UK Binary Code (Photo: fredex/Shutterstock.com)

On April 3, the U.K. Department for Digital, Culture, Media and Sport published the Cyber Security Breaches Survey. Only 32% of U.K. businesses contacted for the survey said their data was breached or attacked, a decrease from 2018's 43%. While that 11% decline might seem like a congratulatory statistic, it may underscore a trend of a smaller group of companies being successfully—and more frequently—targeted with cyberattacks.

The report was conducted with 1,500-plus U.K. businesses and 514 U.K. registered charities between October and December 2018. The fourth annual report is the first cybersecurity breach survey conducted after the GDPR went into effect.

The survey didn't provide an exact explanation for the drop in cyberattacks, citing various possibilities, including increased spending on cybersecurity and fewer companies willing to admit a breach occurred in light of the General Data Protection Regulation.

Another possibility is that hackers could be focusing on a narrower set of businesses. The survey found that the 32% who said their company's cybersecurity was attacked faced six median attacks in 2018, compared to the median two attacks in 2017. Notably, information or communications firms organizations accounted for 47% of cybersecurity breaches or attacks in 2018, according to the report.

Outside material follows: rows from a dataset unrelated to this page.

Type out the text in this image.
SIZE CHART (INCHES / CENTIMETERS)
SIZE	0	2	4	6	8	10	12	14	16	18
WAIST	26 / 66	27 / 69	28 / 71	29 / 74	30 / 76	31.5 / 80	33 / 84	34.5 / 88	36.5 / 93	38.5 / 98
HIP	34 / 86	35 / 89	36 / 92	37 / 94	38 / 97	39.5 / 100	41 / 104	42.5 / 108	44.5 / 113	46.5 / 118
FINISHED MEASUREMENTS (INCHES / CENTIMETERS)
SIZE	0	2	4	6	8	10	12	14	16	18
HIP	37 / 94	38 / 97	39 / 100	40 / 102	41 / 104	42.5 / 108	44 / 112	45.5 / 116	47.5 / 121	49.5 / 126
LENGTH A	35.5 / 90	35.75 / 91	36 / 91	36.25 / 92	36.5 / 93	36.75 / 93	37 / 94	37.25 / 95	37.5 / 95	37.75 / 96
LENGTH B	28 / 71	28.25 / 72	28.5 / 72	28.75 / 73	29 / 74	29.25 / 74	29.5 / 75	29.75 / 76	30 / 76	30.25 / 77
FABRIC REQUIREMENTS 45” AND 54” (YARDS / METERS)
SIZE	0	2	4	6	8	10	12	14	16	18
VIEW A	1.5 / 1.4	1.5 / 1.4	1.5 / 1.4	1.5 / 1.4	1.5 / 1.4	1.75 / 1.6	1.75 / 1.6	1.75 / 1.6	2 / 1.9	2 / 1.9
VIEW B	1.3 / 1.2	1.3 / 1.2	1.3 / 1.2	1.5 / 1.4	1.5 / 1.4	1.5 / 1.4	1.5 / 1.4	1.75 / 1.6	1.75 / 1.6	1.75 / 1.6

Dentons London-based partner Simon Elliott said the survey's overall decline in breaches is counter to what he's seen but agreed that hackers might be targeting a narrower scope of companies. “The overall volume is reduced, rather than trying a lot of low-level very unsophisticated phishing attacks,” Elliott said. In turn, targeted organizations are increasing their level of protection and security to block the sophisticated cyberattacks, he said.

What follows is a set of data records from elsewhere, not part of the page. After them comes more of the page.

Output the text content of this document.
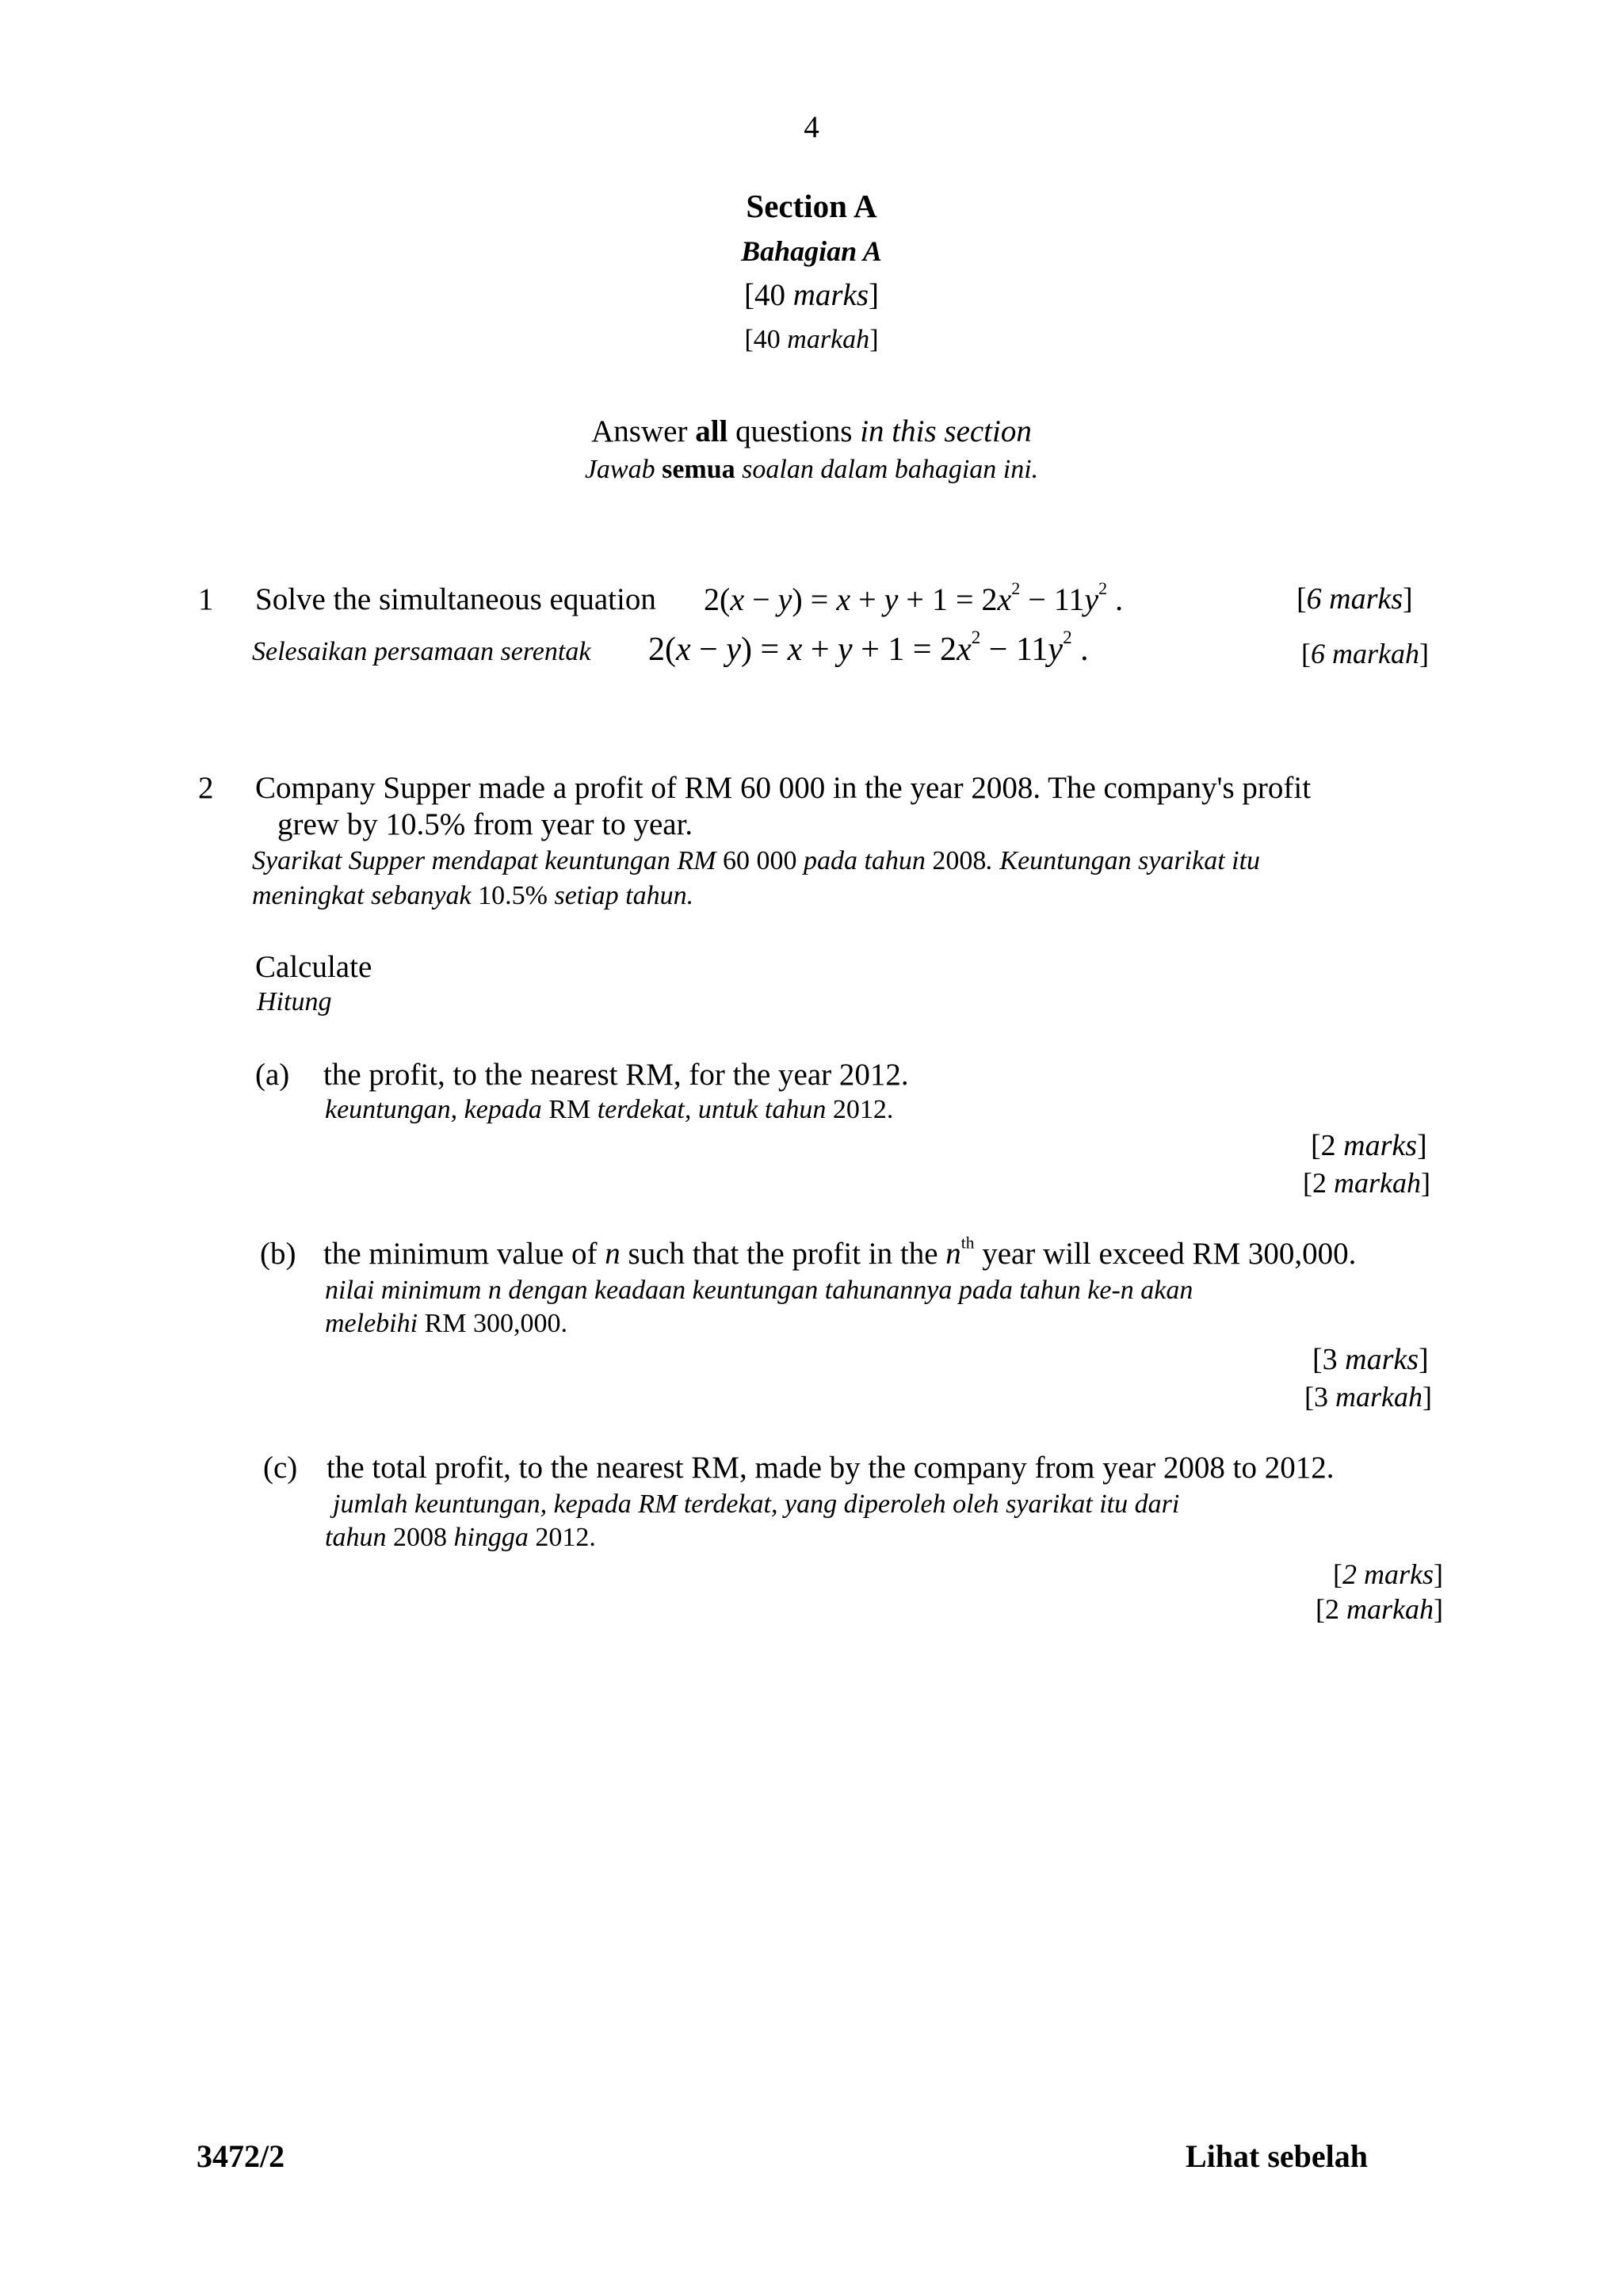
4
Section A
Bahagian A
[40 marks]
[40 markah]
Answer all questions in this section
Jawab semua soalan dalam bahagian ini.
1 Solve the simultaneous equation $2(x - y) = x + y + 1 = 2x^2 - 11y^2$ .	[6 marks]
Selesaikan persamaan serentak $2(x - y) = x + y + 1 = 2x^2 - 11y^2$ .	[6 markah]
2 Company Supper made a profit of RM 60 000 in the year 2008. The company's profit
grew by 10.5% from year to year.
Syarikat Supper mendapat keuntungan RM 60 000 pada tahun 2008. Keuntungan syarikat itu
meningkat sebanyak 10.5% setiap tahun.
Calculate
Hitung
(a) the profit, to the nearest RM, for the year 2012.
keuntungan, kepada RM terdekat, untuk tahun 2012.
[2 marks]
[2 markah]
(b) the minimum value of n such that the profit in the $n^{th}$ year will exceed RM 300,000.
nilai minimum n dengan keadaan keuntungan tahunannya pada tahun ke-n akan
melebihi RM 300,000.
[3 marks]
[3 markah]
(c) the total profit, to the nearest RM, made by the company from year 2008 to 2012.
jumlah keuntungan, kepada RM terdekat, yang diperoleh oleh syarikat itu dari
tahun 2008 hingga 2012.
[2 marks]
[2 markah]
3472/2	Lihat sebelah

Of the 637 breached businesses, the top cyberattacks aimed at them varied from phishing attacks to ransomware. Specifically, 80% of those breached said they were attacked through a fraudulent email or by clicking a link on a fake website. Trailing a distant second were 28% who reported they were victim to someone impersonating an organization through an email or other online communication. Viruses, spyware or malware was the third-most popular type of attack suffered by organizations.

As organizations' data continues to be a target and despite the GDPR's implementation and required protocols, only 16% of businesses and 11% of charities in the U.K. have a formal cybersecurity incident management process, according to the survey.

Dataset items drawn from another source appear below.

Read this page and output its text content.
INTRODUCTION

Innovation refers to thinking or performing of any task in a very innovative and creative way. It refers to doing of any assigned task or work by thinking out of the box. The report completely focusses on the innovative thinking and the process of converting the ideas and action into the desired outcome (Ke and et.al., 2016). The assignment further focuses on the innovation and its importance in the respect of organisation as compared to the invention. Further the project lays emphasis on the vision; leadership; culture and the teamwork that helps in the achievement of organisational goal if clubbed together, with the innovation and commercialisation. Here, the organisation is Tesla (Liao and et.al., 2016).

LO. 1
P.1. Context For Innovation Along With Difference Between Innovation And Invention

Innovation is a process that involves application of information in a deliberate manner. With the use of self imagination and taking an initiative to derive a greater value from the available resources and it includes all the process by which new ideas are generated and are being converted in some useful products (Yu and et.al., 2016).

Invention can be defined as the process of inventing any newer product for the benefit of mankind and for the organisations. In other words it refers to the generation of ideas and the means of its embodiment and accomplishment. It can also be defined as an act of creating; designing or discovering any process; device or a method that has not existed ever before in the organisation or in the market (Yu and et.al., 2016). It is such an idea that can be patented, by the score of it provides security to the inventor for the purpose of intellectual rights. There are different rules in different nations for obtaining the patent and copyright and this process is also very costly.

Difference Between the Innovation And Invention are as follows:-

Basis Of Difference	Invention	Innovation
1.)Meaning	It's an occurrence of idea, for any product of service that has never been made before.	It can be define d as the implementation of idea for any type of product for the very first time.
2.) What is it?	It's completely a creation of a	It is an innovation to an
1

To be sure, such written policies are only as beneficial as the steps taken by staff to safeguard data.

“I'm not saying policies and procedures aren't useful; they help codify what you do,” said Cripps senior associate Elliot Fry. “Ultimately, it isn't going to change anything if your on the ground practices aren't changing.”

Fry added companies should “have a continuously improving cybersecurity practice and have some dedicated individuals that are keeping aware of progress rather than having a comprehensive paper policy.”

Cyberinsurance also can protect companies after a cyberattack or incident, but according to the survey, only 11% of U.K. companies have such policies.

Dentons' Elliott said organizations are hesitant because they are unsure what will be covered under such plans. “The market hasn't settled on what is covered or what is the depth of coverage for them,” he explained.

Elliott cited a case pending in an Illinois court where U.S. snack-maker Mondelez International is suing its insurance company for $100 million after its claim over a ransomware attack was rejected. The insurance company said the cyberattack was an act of war not covered under its policy.